# Assume the Most Convenient Case

A useful contest trick, particularly for the AMC.

Sometimes, problems will give some general category, and ask you to find a property that holds true for everything in that category. In such cases, one can simply assume a convenient case in order to “fakesolve” the problem.

The best way of demonstrating this is with examples:

### Some Random Puzzle from AoPS:

Five rectangles. The tilted black rectangle has area 16. What’s the shaded area?

### Solution:

The problem gives no conditions on the rectangles, so we can simply assume all the rectangles are squares. Then, we have the following diagram:

By inspection, this yields an answer of \(\boxed{16}\).

### 2021 AMC 12B Problem 16 / AMC 10B Problem 18:

Let \(g(x)\) be a polynomial with leading coefficient \(1,\) whose three roots are the reciprocals of the three roots of \(f(x)=x^3+ax^2+bx+c,\) where \(1<a<b<c.\) What is \(g(1)\) in terms of \(a,b,\) and \(c?\)

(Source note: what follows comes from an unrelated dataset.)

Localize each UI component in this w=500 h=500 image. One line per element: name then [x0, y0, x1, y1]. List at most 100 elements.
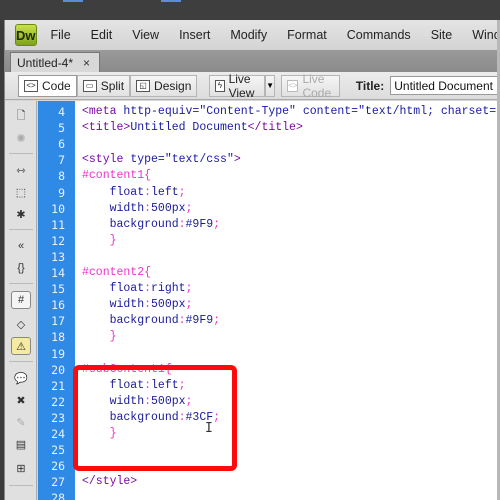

\[ \textbf{(A) }\frac{1+a+b+c}c \qquad \textbf{(B) }1+a+b+c \qquad \textbf{(C) }\frac{1+a+b+c}{c^2}\qquad \textbf{(D) }\frac{a+b+c}{c^2} \qquad \textbf{(E) }\frac{1+a+b+c}{a+b+c} \]

### Solution:

Because the problem doesn’t specify what the coefficients of the polynomial actually are, we can just plug in any arbitrary polynomial that satisfies the constraints. Let’s take \(f(x) = (x+5)^3 = x^3+15x^2+75x+125\). Then \(f(x)\) has a triple root of \(x = -5\). Then \(g(x)\) has a triple root of \(-\frac{1}{5}\). Because \(g(x)\) is monic, we have \(g(x) = \left(x+\frac{1}{5}\right)^3 = x^3 + \frac{3}{5} x^2 + \frac{3}{25} x + \frac{1}{125} = \frac{125x^3+75x^2+15x+1}{125}\). We can see that this is \(\frac{1+a+b+c}{c}\), which is answer choice \(\boxed{(A)}\).

### 2021 AMC 12A Problem 10 / AMC 10A Problem 12:

Two right circular cones with vertices facing down as shown in the figure below contains the same amount of liquid. The radii of the tops of the liquid surfaces are \(3\) cm and \(6\) cm. Into each cone is dropped a spherical marble of radius \(1\) cm, which sinks to the bottom and is completely submerged without spilling any liquid. What is the ratio of the rise of the liquid level in the narrow cone to the rise of the liquid level in the wide cone?

\[ \textbf{(A) }1 \qquad \textbf{(B) }\frac{47}{43} \qquad \textbf{(C) }2 \qquad \textbf{(D) }\frac{40}{13} \qquad \textbf{(E) }4 \]

### Solution:

Note that the problem doesn’t say what the height of the water in the cones are. We can assume that the heights are very large numbers, so as \(h_1, h_2 \to \infty\), the additional heights of water from the added marble satisfy \(\Delta h_1, \Delta h_2 \to 0\). Furthermore, as height increases, changes in height lead to smaller and smaller percentage changes in the width of the cone at that point. Essentially, this means that the behavior of the “additional” segment of water, in each cone, approaches a very thin cylinder. Using this cylinder approximation, since the top area of the first cone is one-fourth the top area of the second cone, adding the same marble to each results in four times the height increase for the first cone, which is answer choice \(\boxed{(E)}\).